Trees lose their leaves and branches in autumn, appearing bare and barren. Plants wither and die, leaving the earth's surface coarse and arid. Farmers plant seeds by burying them into the ground. Rain and snowfall, leaving everything cold and desolate.On the branches of trees, there is no sign of bird nests.

When spring arrives, rain and snow turn into springs and rivers. Planted seeds sprout from the earth's crust, unravel ling themselves. Bare tree branches find their new garment in leaves and blossoms. And throughout their fields, green grass, wild weeds and colorful flowers decorate one's heart. Birds find new life, nesting on branches. Creation is renovated. New faces and new activities, latent with potential, emerge in a new light. The divine order perpetuates and divine reality finds its Epiphany.

This cycle repeats itself. Without the planted seed, there will be no life. Without the cold and harsh winter, there will be no effulgent spring.

All things gradually unfold themselves and demonstrate their inner capabilities. Thus, existence perpetuates. Every year, we witness this awakening as if we ourselves are also a part of it.

Perhaps a child who sees a seed planted in the earth, oblivious to the order of nature, is not able to grasp the meaning of spring.
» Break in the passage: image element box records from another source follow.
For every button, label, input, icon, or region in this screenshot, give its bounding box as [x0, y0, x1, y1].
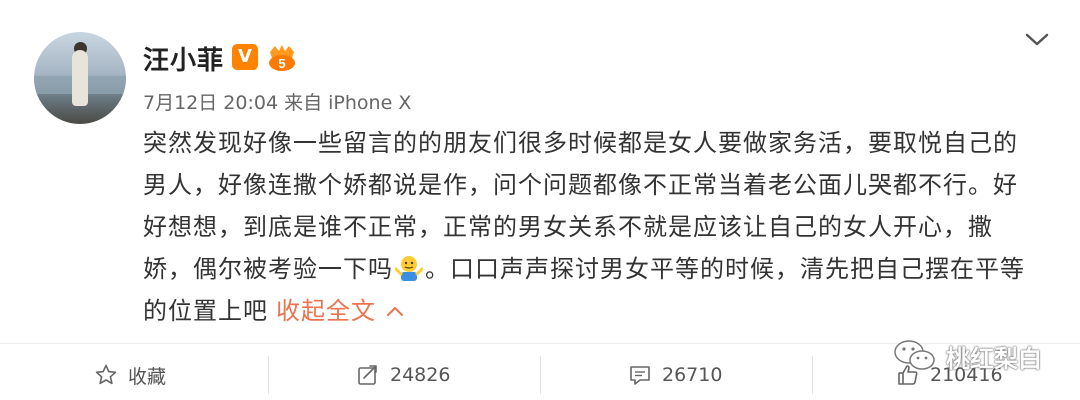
comment-count: 26710: [662, 364, 723, 386]
repost-button[interactable]: 24826: [356, 358, 450, 392]
content-segment: 娇，偶尔被考验一下吗: [143, 255, 393, 283]
content-line: 突然发现好像一些留言的的朋友们很多时候都是女人要做家务活，要取悦自己的: [143, 129, 1018, 157]
chevron-down-icon[interactable]: [1024, 30, 1050, 50]
content-line: 男人，好像连撒个娇都说是作，问个问题都像不正常当着老公面儿哭都不行。好: [143, 171, 1018, 199]
content-line: 的位置上吧 收起全文: [143, 290, 1043, 332]
post-content: 突然发现好像一些留言的的朋友们很多时候都是女人要做家务活，要取悦自己的 男人，好…: [143, 122, 1043, 332]
weibo-post: 汪小菲 V 5 7月12日 20:04 来自 iPhone X 突然发现好像一些…: [0, 0, 1080, 400]
username[interactable]: 汪小菲: [143, 40, 224, 77]
content-line: 好想想，到底是谁不正常，正常的男女关系不就是应该让自己的女人开心，撒: [143, 213, 993, 241]
chevron-up-icon[interactable]: [386, 305, 404, 317]
post-meta: 7月12日 20:04 来自 iPhone X: [143, 88, 411, 115]
action-separator: [268, 356, 269, 394]
shrug-emoji-icon: [395, 256, 423, 281]
content-line: 娇，偶尔被考验一下吗 。口口声声探讨男女平等的时候，清先把自己摆在平等: [143, 248, 1043, 290]
level-badge-icon: 5: [269, 45, 295, 71]
comment-icon: [630, 366, 650, 385]
favorite-label: 收藏: [128, 365, 167, 388]
star-icon: [95, 364, 117, 385]
wechat-icon: [894, 340, 935, 370]
favorite-button[interactable]: 收藏: [94, 358, 166, 392]
post-source: 来自 iPhone X: [284, 92, 412, 114]
avatar[interactable]: [34, 32, 126, 124]
watermark: 桃红梨白: [892, 336, 1042, 376]
post-timestamp[interactable]: 7月12日 20:04: [143, 92, 278, 114]
level-badge-number: 5: [278, 56, 285, 71]
repost-icon: [358, 365, 377, 385]
action-separator: [812, 356, 813, 394]
content-segment: 的位置上吧: [143, 297, 268, 325]
action-separator: [540, 356, 541, 394]
watermark-text: 桃红梨白: [946, 344, 1042, 373]
collapse-text-link[interactable]: 收起全文: [276, 297, 376, 325]
content-segment: 。口口声声探讨男女平等的时候，清先把自己摆在平等: [425, 255, 1025, 283]
verified-badge: V: [232, 44, 258, 70]
repost-count: 24826: [390, 364, 451, 386]
comment-button[interactable]: 26710: [628, 358, 722, 392]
If one tells him that the seed will germinate in a few months, he might not believe it. Rather, he might think that the seed will rot. But with the arrival of spring, with the growth of plants, flowers and trees, he will come to believe that not everything which lies underneath the earth's crust will be useless. The planted seed actually germinates.

The rejuvenation found in spring may also be found in the cycle of human existence - in Resurrection. Following man's death and his burial in the earth, a rejuvenation, a new life awaits him.

Eternal life awaits the sunset of this earthly existence. Man unchains himself from the fetters of the mundane, losing his worldly garment in the same manner that trees lose their leaves and branches; he loses the self and draws nearer to God.

In order for man to reach eternal life, he must rid himself of all satanic temptations. Only then will he become an Epiphany of divine glory.

Those who question ma'ad (after life) and see physical death as the end of man's existence, are the children who see the burial of the seed, but not the manifestation of spring.

Spring, the renovation of Nature, is a symbolic manifestation of heavenly glory, with the difference that a theophany or heavenly manifestation of spring.

Many Islamic narrations have attempted to describe the after life by using earthly symbols. For no one can see the after life with ordinary eyes, and no heart or mind can fathom its depths.

According to Rumi, "If you see it rooting, then see it grow."